The bank’s plan includes “full repayment of all deposits,” she said.
The Silvergate collapse is a rare example of crypto volatility spilling over into the mainstream banking system. The bank is a traditional, federally insured lender that positioned itself as a gateway to the digital asset space.
So far, however, there appears to be little danger of the Silvergate turmoil spreading to other banks, said Dave Weisberger, CEO of CoinRoutes, an algorithmic trading platform.
“The problems Silvergate faced were largely the result of less-than-adequate risk management, particularly over-reliance on short-term volatile deposits while lending or investing at longer durations,” Weisberger said. “This is not like the collapse of FTX, where investors lost their deposits, but, rather, an orderly dissolution.”
Still, the Silvergate collapse is the latest in a string of failures among prominent crypto-related companies that is fueling calls for greater regulation of digital assets.
Senator Elizabeth Warren, a vocal critic of crypto, took to Twitter shortly after the Silvergate announcement.

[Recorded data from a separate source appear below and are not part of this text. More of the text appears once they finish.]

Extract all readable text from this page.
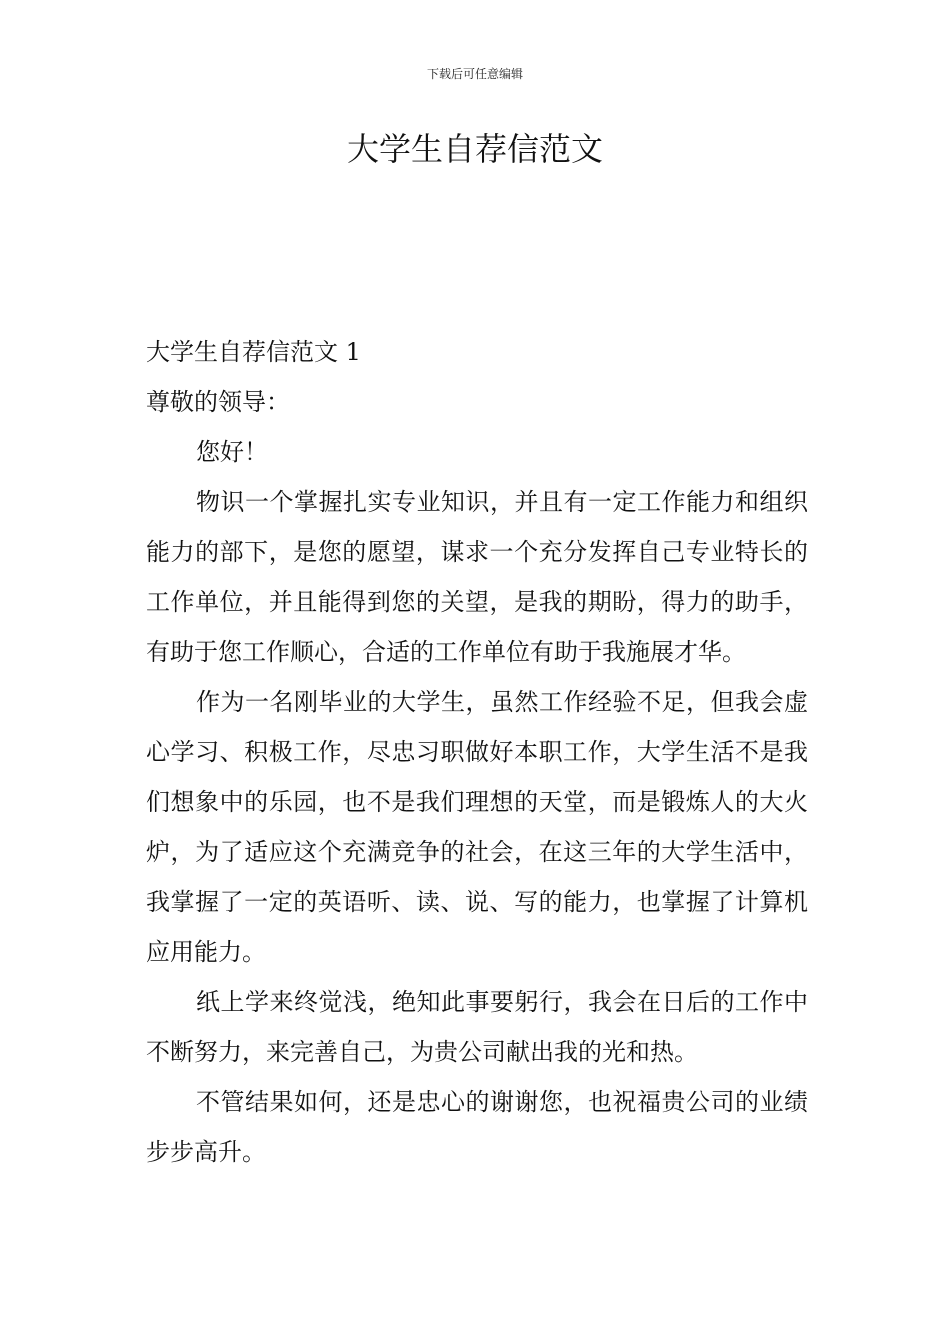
下载后可任意编辑
大学生自荐信范文

大学生自荐信范文 1

尊敬的领导：

您好！

物识一个掌握扎实专业知识，并且有一定工作能力和组织能力的部下，是您的愿望，谋求一个充分发挥自己专业特长的工作单位，并且能得到您的关望，是我的期盼，得力的助手，有助于您工作顺心，合适的工作单位有助于我施展才华。

作为一名刚毕业的大学生，虽然工作经验不足，但我会虚心学习、积极工作，尽忠习职做好本职工作，大学生活不是我们想象中的乐园，也不是我们理想的天堂，而是锻炼人的大火炉，为了适应这个充满竞争的社会，在这三年的大学生活中，我掌握了一定的英语听、读、说、写的能力，也掌握了计算机应用能力。

纸上学来终觉浅，绝知此事要躬行，我会在日后的工作中不断努力，来完善自己，为贵公司献出我的光和热。

不管结果如何，还是忠心的谢谢您，也祝福贵公司的业绩步步高升。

“As the bank of choice for crypto, Silvergate Bank’s failure is disappointing but predictable,” she wrote. “Now, customers need to be satisfied and regulators need to step up against crypto risk.”
Shares of Silvergate are down 97% from their November 2021 high – a decline that mirrors that of the broader crypto market. A string of bankruptcies and scandals in 2022, including the stunning implosion of Sam Bankman-Fried’s business empire in November, have left the crypto industry reeling.
Once valued at $3 trillion, the entire market is now worth about $1 trillion.
Wednesday’s announcement comes a week after Silvergate delayed its annual filing with the Securities and Exchange Commission, warning it could go out of business. The news prompted the bank’s biggest crypto-industry clients, including Coinbase and Paxos, to withdraw their deposits.
The La Jolla, Calif.-based lender reported a $1 billion loss for the fourth quarter as investors panicked over FTX’s collapse.